Mid-morning, and the dial thermometer’s big red arrow creeps toward 50. A small sun and bare trees bend in the distance of its convex glass.
March 2011
March 16, 2011
Overcast and damp. In the garden, the new leaves of lamb’s-ears look fresher than they did last fall, delicately furred, alive, alert.
March 15, 2011
Sun glimmers through thin clouds, the ground is hazy with frost, and me trying to blink the sleep from my eyes. A nuthatch’s anxious call.
March 14, 2011
Scattered snowflakes wander back and forth like lost souls. I watch one explode against a branch of the dead cherry. The croak of a raven.
March 13, 2011
On the flattened grass where snow has sat for months, the gray disk of an old hornet nest. The feral cat presses her belly fur to the earth.
March 12, 2011
Sunrise: a bluebird warbles.

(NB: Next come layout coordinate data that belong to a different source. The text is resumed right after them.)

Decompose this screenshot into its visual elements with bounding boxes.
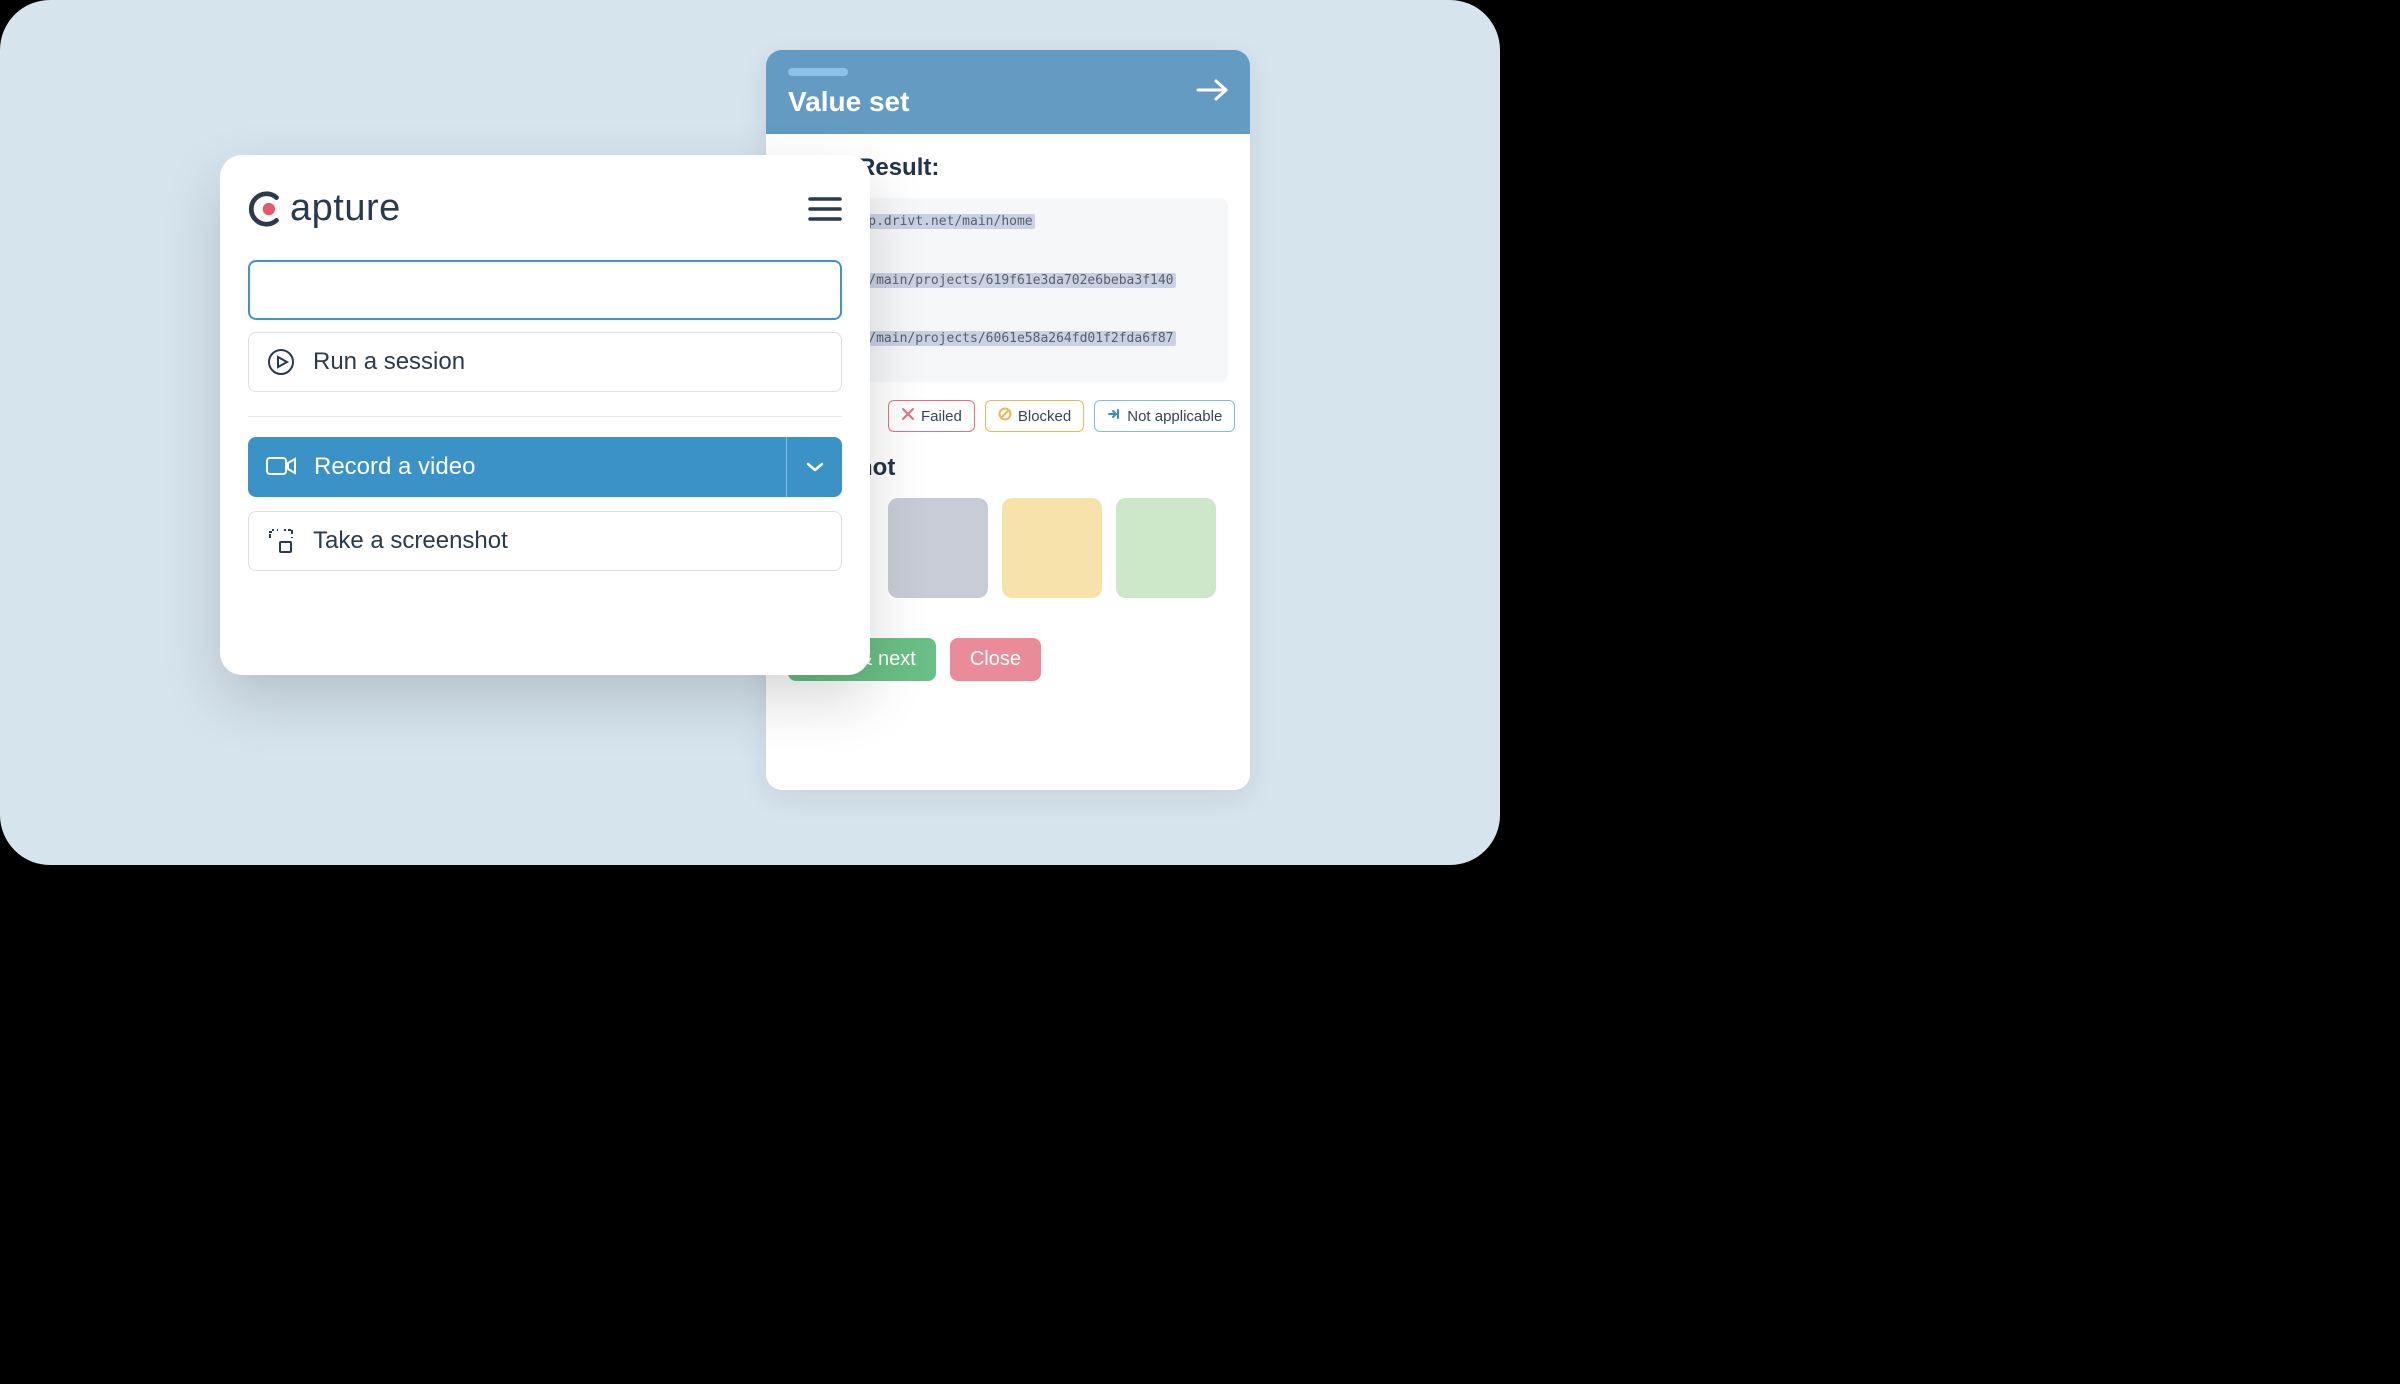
status-blocked-chip[interactable]: Blocked [985,400,1084,432]
close-button[interactable]: Close [950,638,1041,681]
x-icon [901,407,915,425]
panel-header: Value set [766,50,1250,134]
thumbnail[interactable] [888,498,988,598]
chevron-down-icon [805,453,825,481]
capture-logo: apture [248,187,401,230]
thumbnail[interactable] [1002,498,1102,598]
thumbnail[interactable] [1116,498,1216,598]
drag-handle[interactable] [788,68,848,76]
video-camera-icon [266,455,296,479]
status-chip-row: Failed Blocked Not applicable [888,400,1250,432]
chip-label: Failed [921,408,962,425]
blocked-icon [998,407,1012,425]
button-label: Run a session [313,348,465,376]
panel-title: Value set [788,86,1230,118]
skip-icon [1107,407,1121,425]
arrow-right-icon[interactable] [1196,78,1230,106]
session-name-input[interactable] [248,260,842,320]
logo-mark-icon [248,190,286,228]
screenshot-section-label: hot [858,454,1250,482]
play-circle-icon [267,348,295,376]
record-video-button[interactable]: Record a video [248,437,842,497]
chip-label: Not applicable [1127,408,1222,425]
hamburger-menu-icon[interactable] [808,196,842,222]
take-screenshot-button[interactable]: Take a screenshot [248,511,842,571]
record-dropdown-toggle[interactable] [786,437,842,497]
chip-label: Blocked [1018,408,1071,425]
capture-widget: apture Run a session [220,155,870,675]
divider [248,416,842,417]
button-label: Take a screenshot [313,527,508,555]
screenshot-thumbnails [888,498,1250,598]
button-label: Record a video [314,453,475,481]
screenshot-icon [267,527,295,555]
status-failed-chip[interactable]: Failed [888,400,975,432]
status-na-chip[interactable]: Not applicable [1094,400,1235,432]
run-session-button[interactable]: Run a session [248,332,842,392]
logo-text: apture [290,187,401,230]
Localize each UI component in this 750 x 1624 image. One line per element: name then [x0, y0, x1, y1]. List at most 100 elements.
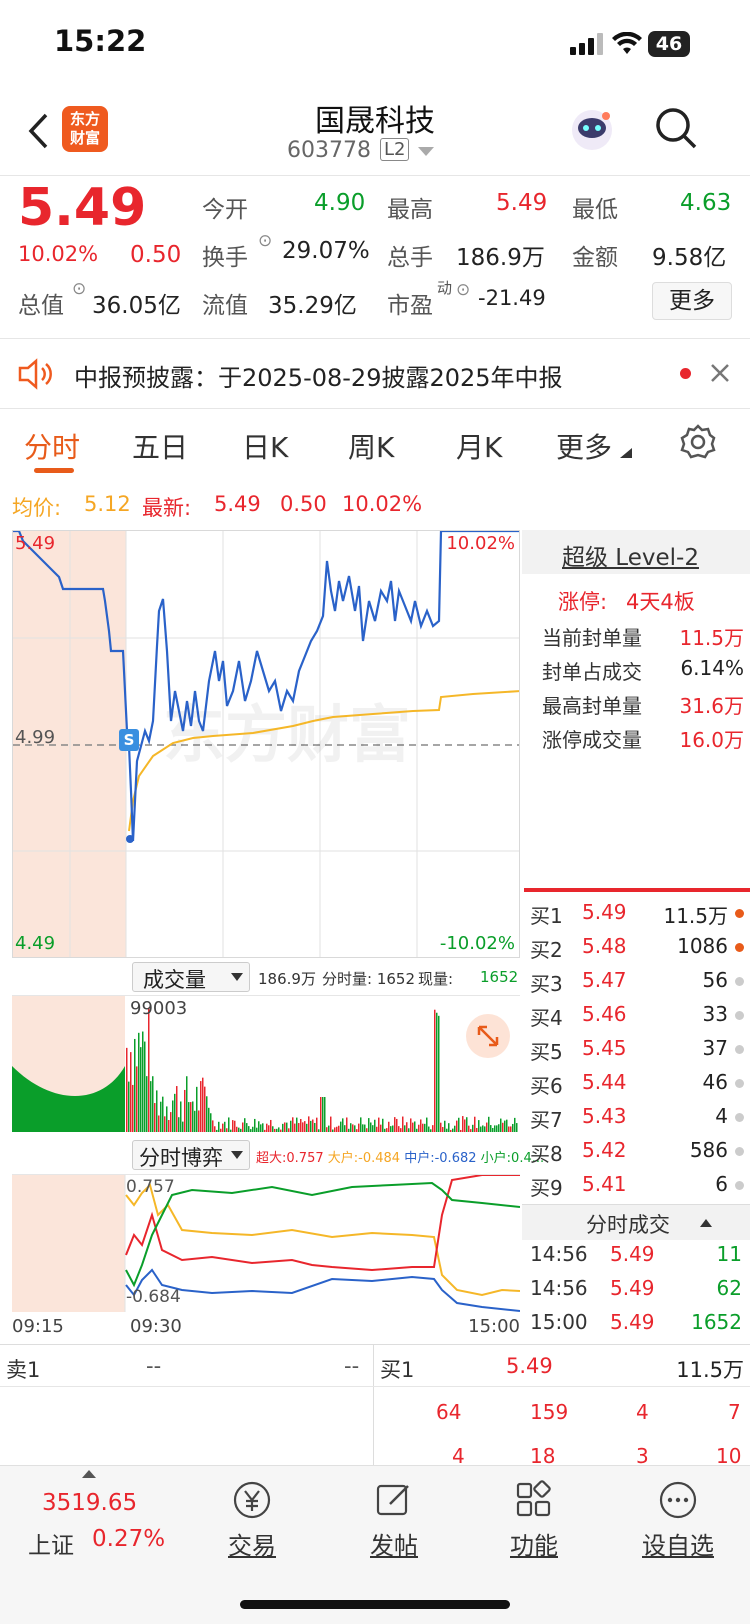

From a thousand feet up, the cry of a killdeer, that lost shorebird, circling the long brown waves of hills.
March 11, 2011
The ground is mostly bare again, but the wind is salted with more fine flakes. Water thunders in every ditch. A freight train wails.
March 10, 2011
Hard rain falling into slush, and the fog thickening: cloud into cloud. Buds glow yellow on the lilac where two titmice flit.
March 9, 2011
Cold and gray. The groundhogs are snarling under the house. A squirrel disinters its breakfast and cleans off the dirt with its teeth.
March 8, 2011
Trying to like this late snow, its sparkles and shadows, I hear the distant cries of swans, fleeing north in search of true tundra.
March 7, 2011
Snow has turned all the lower limbs into wide white feathers, but treetops are bare against the blue. From somewhere in between, the hawk.
March 6, 2011
Small rain on an east wind. Swelling buds impart a faint red hue to the woods’ edge, and a song sparrow states the obvious: spring is here.
March 5, 2011
Overcast and quiet. The remaining snowbanks like beached white whales dampen the leaves around them with their slow collapse.
March 4, 2011
An urgent, nasal call: the Cooper’s hawks are back. The female glides into a tall pine while the male appears and disappears among the oaks.